Table of Contents
- 1 What happens when two conducting spheres are connected by a wire?
- 2 What is the main difference between electric field and electric potential for a solid charged conducting sphere?
- 3 What happens to charge when two conductors touch?
- 4 How are Electric potential and electric field similar How are they different?
- 5 Can charge be conserved?
- 6 What is the ratio of electric fields between two conductive spheres?
- 7 What is the potential on the surface of a conducting sphere?
What happens when two conducting spheres are connected by a wire?
1: Two conducting spheres are connected by a conducting wire. The charge Q that was originally on the larger sphere distributes itself onto the two spheres. and we find that the charge density is higher on the smaller sphere. Thus, there are more charges per unit area on the smaller sphere than the bigger sphere.
What happens when two conducting spheres touch?
When the two conducting spheres are brought together to touch, it is as though they become one single big conductor and the total charge of the two spheres spreads out across the whole surface of the touching spheres. When the spheres are moved apart again, each one is left with half of the total original charge.
What is the main difference between electric field and electric potential for a solid charged conducting sphere?
electric field: A region of space around a charged particle, or between two voltages; it exerts a force on charged objects in its vicinity. electric potential: The potential energy per unit charge at a point in a static electric field; voltage.
When two conducting spheres are having different charges are joined together by a conducting wire both will have?
the total charge and energy will be conserved.
What happens to charge when two conductors touch?
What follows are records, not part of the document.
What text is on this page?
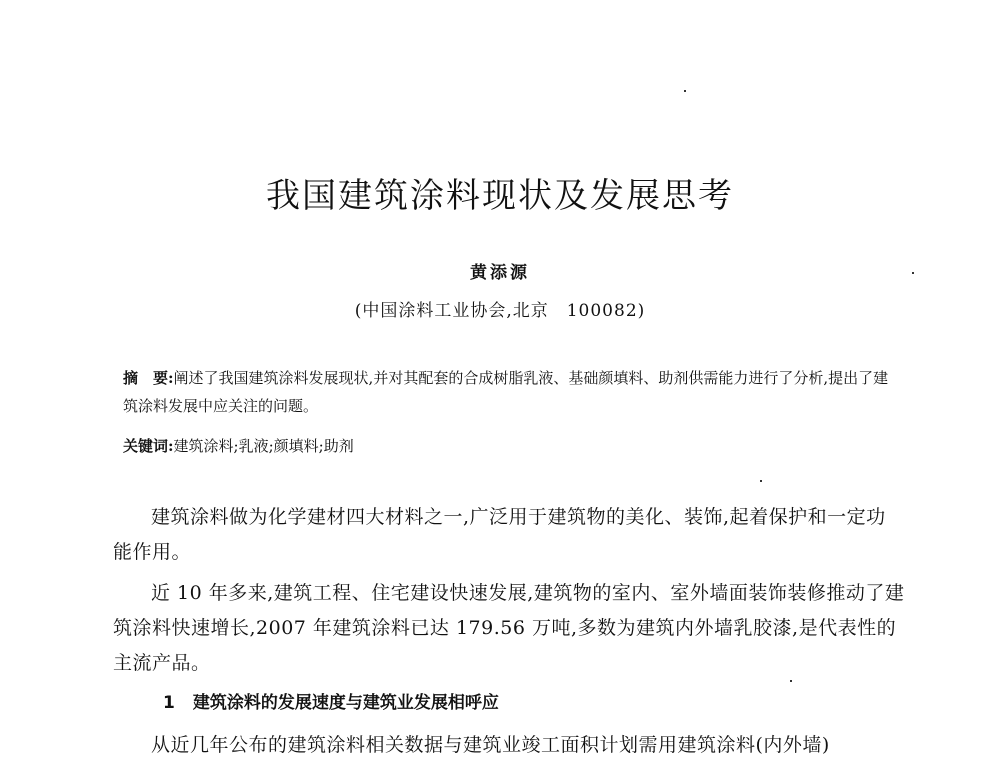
我国建筑涂料现状及发展思考
黄添源
(中国涂料工业协会,北京　100082)
摘　要:阐述了我国建筑涂料发展现状,并对其配套的合成树脂乳液、基础颜填料、助剂供需能力进行了分析,提出了建筑涂料发展中应关注的问题。
关键词:建筑涂料;乳液;颜填料;助剂
建筑涂料做为化学建材四大材料之一,广泛用于建筑物的美化、装饰,起着保护和一定功能作用。
近 10 年多来,建筑工程、住宅建设快速发展,建筑物的室内、室外墙面装饰装修推动了建筑涂料快速增长,2007 年建筑涂料已达 179.56 万吨,多数为建筑内外墙乳胶漆,是代表性的主流产品。
1 建筑涂料的发展速度与建筑业发展相呼应
从近几年公布的建筑涂料相关数据与建筑业竣工面积计划需用建筑涂料(内外墙)
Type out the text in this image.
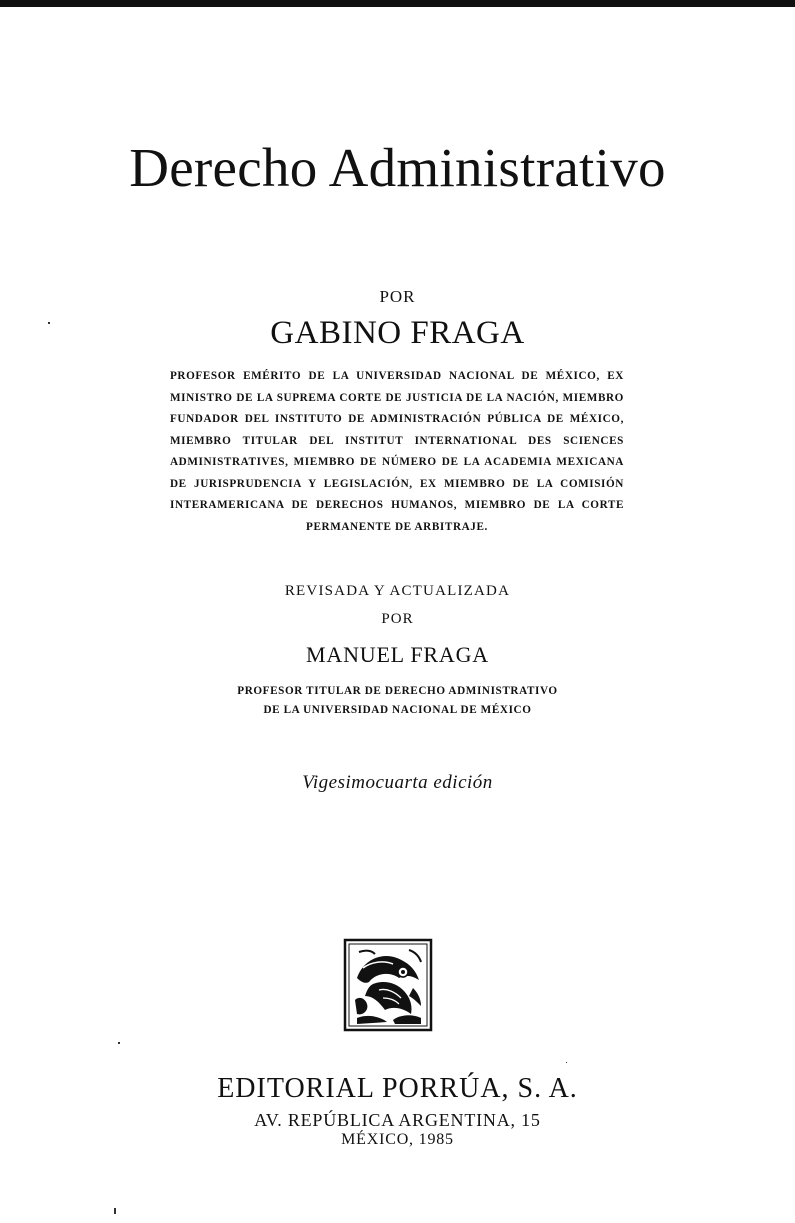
Derecho Administrativo
POR
GABINO FRAGA

PROFESOR EMÉRITO DE LA UNIVERSIDAD NACIONAL DE MÉXICO, EX MINISTRO DE LA SUPREMA CORTE DE JUSTICIA DE LA NACIÓN, MIEMBRO FUNDADOR DEL INSTITUTO DE ADMINISTRACIÓN PÚBLICA DE MÉXICO, MIEMBRO TITULAR DEL INSTITUT INTERNATIONAL DES SCIENCES ADMINISTRATIVES, MIEMBRO DE NÚMERO DE LA ACADEMIA MEXICANA DE JURISPRUDENCIA Y LEGISLACIÓN, EX MIEMBRO DE LA COMISIÓN INTERAMERICANA DE DERECHOS HUMANOS, MIEMBRO DE LA CORTE PERMANENTE DE ARBITRAJE.

REVISADA Y ACTUALIZADA
POR
MANUEL FRAGA
PROFESOR TITULAR DE DERECHO ADMINISTRATIVO
DE LA UNIVERSIDAD NACIONAL DE MÉXICO
Vigesimocuarta edición
EDITORIAL PORRÚA, S. A.
AV. REPÚBLICA ARGENTINA, 15
MÉXICO, 1985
When two conductors are made to touch, the total charge on them is shared between the two. If the two conductors are identical, then each conductor will be left with half of the total charge. The electrostatic force determines the arrangement of charge on the surface of conductors.
Why is the Electric potential at any point inside and outside a conducting sphere at equal potential?
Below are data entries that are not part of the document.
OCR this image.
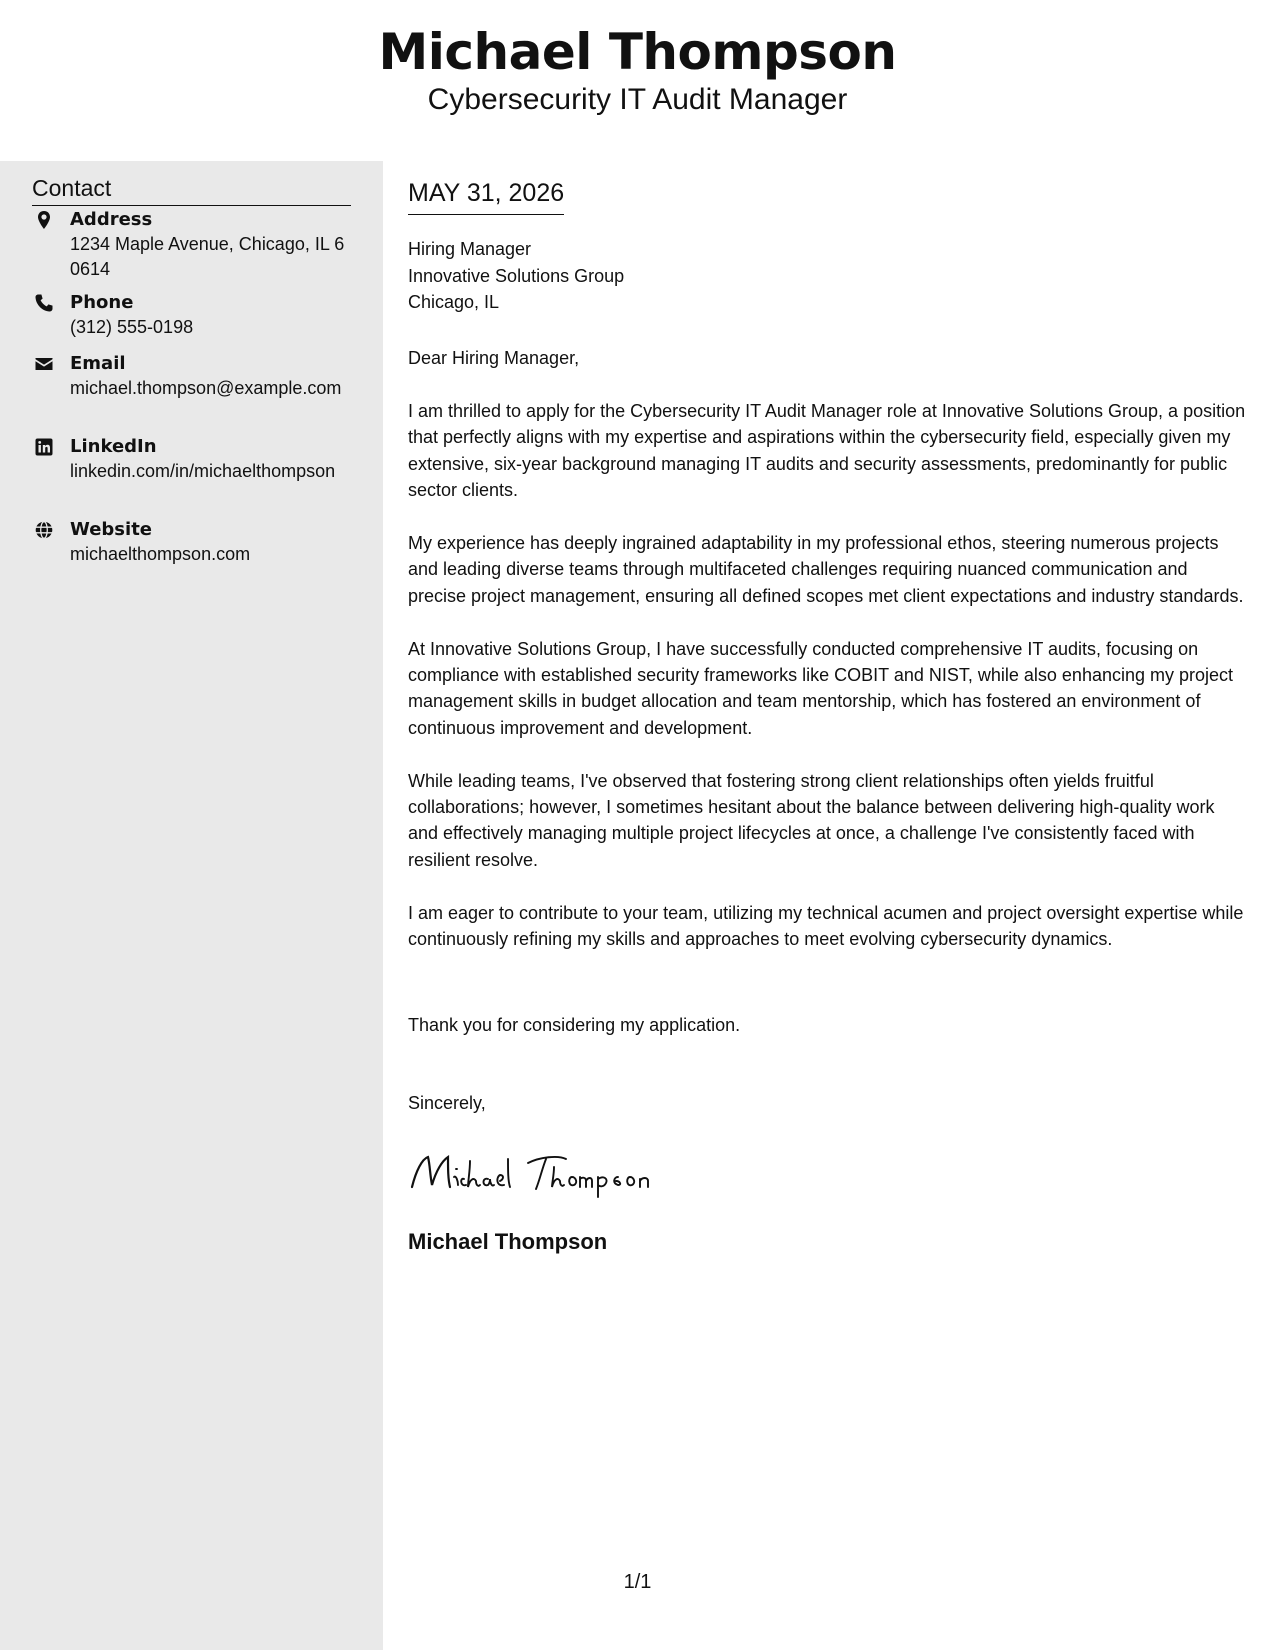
Michael Thompson
Cybersecurity IT Audit Manager
Contact
Address
1234 Maple Avenue, Chicago, IL 60614
Phone
(312) 555-0198
Email
michael.thompson@example.com
LinkedIn
linkedin.com/in/michaelthompson
Website
michaelthompson.com
MAY 31, 2026
Hiring Manager
Innovative Solutions Group
Chicago, IL
Dear Hiring Manager,

I am thrilled to apply for the Cybersecurity IT Audit Manager role at Innovative Solutions Group, a position that perfectly aligns with my expertise and aspirations within the cybersecurity field, especially given my extensive, six-year background managing IT audits and security assessments, predominantly for public sector clients.

My experience has deeply ingrained adaptability in my professional ethos, steering numerous projects and leading diverse teams through multifaceted challenges requiring nuanced communication and precise project management, ensuring all defined scopes met client expectations and industry standards.

At Innovative Solutions Group, I have successfully conducted comprehensive IT audits, focusing on compliance with established security frameworks like COBIT and NIST, while also enhancing my project management skills in budget allocation and team mentorship, which has fostered an environment of continuous improvement and development.

While leading teams, I've observed that fostering strong client relationships often yields fruitful collaborations; however, I sometimes hesitant about the balance between delivering high-quality work and effectively managing multiple project lifecycles at once, a challenge I've consistently faced with resilient resolve.

I am eager to contribute to your team, utilizing my technical acumen and project oversight expertise while continuously refining my skills and approaches to meet evolving cybersecurity dynamics.

Thank you for considering my application.
Sincerely,
Michael Thompson
1/1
When a conductor is at equilibrium, the electric field inside it is constrained to be zero. Since the electric field is equal to the rate of change of potential, this implies that the voltage inside a conductor at equilibrium is constrained to be constant at the value it reaches at the surface of the conductor.
How are Electric potential and electric field similar How are they different?
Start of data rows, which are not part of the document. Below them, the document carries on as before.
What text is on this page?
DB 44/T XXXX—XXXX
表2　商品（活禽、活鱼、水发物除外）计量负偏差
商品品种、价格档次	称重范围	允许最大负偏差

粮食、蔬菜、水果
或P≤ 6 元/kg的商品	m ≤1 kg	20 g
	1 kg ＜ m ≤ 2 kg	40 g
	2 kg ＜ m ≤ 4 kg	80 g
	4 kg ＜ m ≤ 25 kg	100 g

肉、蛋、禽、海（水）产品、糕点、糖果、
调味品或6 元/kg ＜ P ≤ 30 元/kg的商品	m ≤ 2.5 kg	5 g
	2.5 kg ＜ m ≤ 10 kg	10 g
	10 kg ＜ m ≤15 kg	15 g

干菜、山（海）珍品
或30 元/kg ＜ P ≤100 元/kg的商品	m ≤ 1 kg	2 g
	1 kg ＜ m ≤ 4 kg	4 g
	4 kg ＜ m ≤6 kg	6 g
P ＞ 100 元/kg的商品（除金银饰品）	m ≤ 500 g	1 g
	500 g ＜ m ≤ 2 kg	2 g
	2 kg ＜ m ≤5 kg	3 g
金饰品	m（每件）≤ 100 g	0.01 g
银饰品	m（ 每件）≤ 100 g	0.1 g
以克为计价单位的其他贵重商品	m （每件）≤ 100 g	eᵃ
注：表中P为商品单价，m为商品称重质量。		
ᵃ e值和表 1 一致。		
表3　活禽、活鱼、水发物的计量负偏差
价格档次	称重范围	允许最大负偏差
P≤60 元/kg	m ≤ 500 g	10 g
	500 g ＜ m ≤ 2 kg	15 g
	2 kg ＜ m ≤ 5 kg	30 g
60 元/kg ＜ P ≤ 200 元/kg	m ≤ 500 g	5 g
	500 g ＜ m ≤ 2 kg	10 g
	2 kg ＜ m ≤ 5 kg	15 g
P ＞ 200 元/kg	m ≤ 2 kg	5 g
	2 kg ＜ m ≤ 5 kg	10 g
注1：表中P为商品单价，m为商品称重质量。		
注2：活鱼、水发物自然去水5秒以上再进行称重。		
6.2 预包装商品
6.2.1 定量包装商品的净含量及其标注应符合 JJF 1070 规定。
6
1. Electric field is described as the amount of force per charge while the Electric potential is described as the amount of energy or work per charge. 3. Electric field is a vector quantity while Electric potential is a scalar quantity.
When two charged spheres are connected with the wire the electric charge on them is shared?
If we electrically connect two balls, the charge on the balls would redistribute, so the potential on the both balls is the same. The potential on the ball is the same as the point charge potential. It is directly proportional to the charge and inversely proportional to the ball radius.
Can charge be conserved?
Conservation of Charge is the principle that the total electric charge in an isolated system never changes. The net quantity of electric charge, the amount of positive charge minus the amount of negative charge in the universe, is always conserved.
Can two conductors charge each other?
What is the ratio of electric fields between two conductive spheres?
Two conducting spheres of radii r1 and r2 are charged to the same surface charge density. What is the ratio of electric fields near their surface? As the surface charge densities are the same, the total charge on each is proportional to their surface area, kr^2 for some constant k. So the total charges are k (r_1)^2 and k (r_2)^2.
What is the R1 and R2 of a conducting sphere?
In the figure, r1 = 5 and r2 = 7 cm. Before the conducting spheres are connected by the wire a charge of 5×10-7 C is placed on the smaller sphere while the larger sphere is uncharged. Calculate the charge on the smaller sphere after the wire is connected.
What is the potential on the surface of a conducting sphere?
The potential on the surface of a conducting sphere having charge q and radius R is, V = q 4 π ϵ 0 R. Let the charges on the spheres of radii R 1 and R 2 be q 1 and q 2.
How does charge flow from a smaller sphere to a larger sphere?
V = kQ/r so the smaller sphere is at the lower potential (more negative = lower) Negative charge flows from low to high potential so the charge will flow from the smaller sphere to the larger. The flow of charge ceases when there is no difference in potential. Please log in or register to add a comment.